Рядом с Тимуром сидели бабушка с внучкой дошкольного возраста, они давно говорили о чем-то им обеим интересном, но Тимур заметил их только сейчас и непроизвольно вслушался в разговор. Сначала слова пожилой женщины просто отвлекли его от мрачных мыслей, потом он стал вслушиваться все внимательнее.
— А посмотри, как кругом теперь все чистенько, дома все отремонтированы, освещение какое, — говорила бабушка.
Тимур непроизвольно повел взглядом в сторону проспекта. Чистенько — это точно. Это они здесь молодцы. А вот насчет освещения — его здесь просто нет. Впрочем, откуда им знать?..
— А в войну знаешь, как было? — продолжала бабушка. — Было затемнение.
— Это как? — с интересом спросила девочка. — Совсем свет не включали, да?

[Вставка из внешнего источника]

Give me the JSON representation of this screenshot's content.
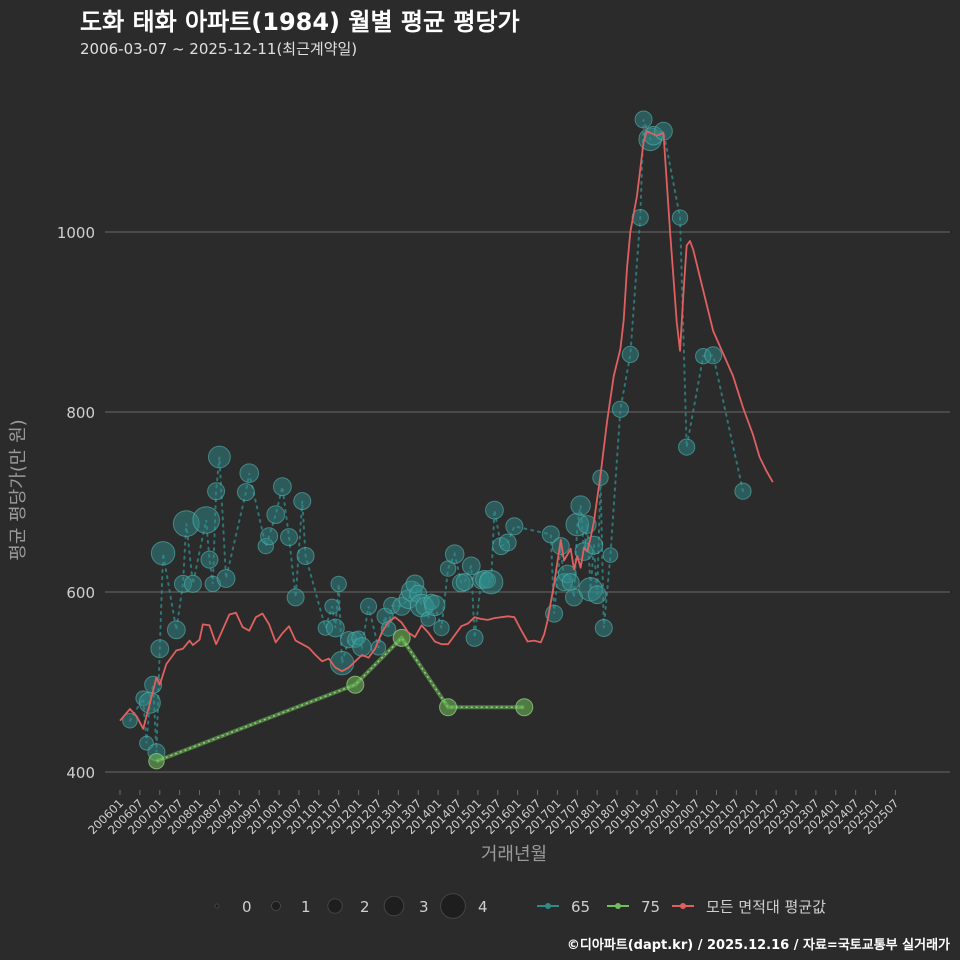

— Света не было, внученька, во всем городе не было, топить было нечем электростанции. И мы зажигали такие коптилочки с машинным маслом — фитюльки они назывались. А окна всегда закрывали темными занавесками или фанеркой забивали, чтобы фашист свет не увидел и не прилетел город бомбить.
— Бабушка, а ты бомбу видела?
— А как же не видела. Я знаешь, сколько «зажигалок» с крыши посбрасывала? А один раз прямо в наш дом здоровенная «фугаска» угодила…
— Ой! — сказала девочка, прижимаясь к бабушке. — Страшно?
— Еще бы не страшно! И вот ведь как нам повезло — не взорвалась она. Пробила три этажа, да так и застряла, а не взорвалась. Вот так, а то бы не было ни меня, ни твоей мамы, ни тебя… А вот туда, к Гостиному двору, мы зимой за водой ходили. Там, видно, трубу прорвало, и была такая огромная ледяная шишка, мы с твоей мамой по ней доползали до трубы и брали воду. А потом на саночках везли домой.